Aileen Cassinetto: Two Poems

Martial Law Babies

— for all those who were children during Martial Law in the Philippines, September 21, 1972 – January 17, 1981

Ask me what it means to be island-bred
I will tell you how we used to travel

For hours on a bus to feel sand
Beneath us, pinked with bodies of dead

Coral and mollusk, traces of saltwater
Oyster. How unfancy we were, making

Bubbles from pink hibiscus flowers
How the other best part of the day was

Sweetest pink shaved ice topped with milk powder
Monsooned and gorged, we always meant to give

More than we took.
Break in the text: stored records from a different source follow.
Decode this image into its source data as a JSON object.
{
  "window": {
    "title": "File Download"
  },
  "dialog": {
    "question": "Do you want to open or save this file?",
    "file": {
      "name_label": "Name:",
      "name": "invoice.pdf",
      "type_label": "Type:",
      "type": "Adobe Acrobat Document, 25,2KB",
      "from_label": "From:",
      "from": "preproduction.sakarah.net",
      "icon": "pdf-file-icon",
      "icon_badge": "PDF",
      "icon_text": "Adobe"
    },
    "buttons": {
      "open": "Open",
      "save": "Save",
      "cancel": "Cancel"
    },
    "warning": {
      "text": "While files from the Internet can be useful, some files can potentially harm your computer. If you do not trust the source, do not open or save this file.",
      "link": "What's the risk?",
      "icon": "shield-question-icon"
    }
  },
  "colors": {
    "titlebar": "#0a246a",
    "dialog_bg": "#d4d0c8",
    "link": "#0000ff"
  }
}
But I don’t speak for everyone
I am someday and halfway, tell me

How to return to you unyearned
On a bus, unfettered, pink-lanterned.

*First published in the anthology, 100 Pink Poems Para kay Leni (San Anselmo Press, 2022)

*

To want the wide American earth

— after Carlos Bulosan

In my mouth is a country of longing
The bittersweet of border crossings

Some words don’t come easy—scarce, scars
English is a language of leaving

a lexicon of who invaded
and what they left behind. I taste

what passes for shrimp paste, build a life
around shifts and routes. First train leaves

before first light, the last one before
midnight. Transport me with the sight

of filtered light. In my mouth is a country
of bittersweet crossings. Say namamahay

in English in the only space I will
ever occupy: this expanse of longing.

*An audio recording of this poem was aired on KALW Public Radio on July 4, 2022.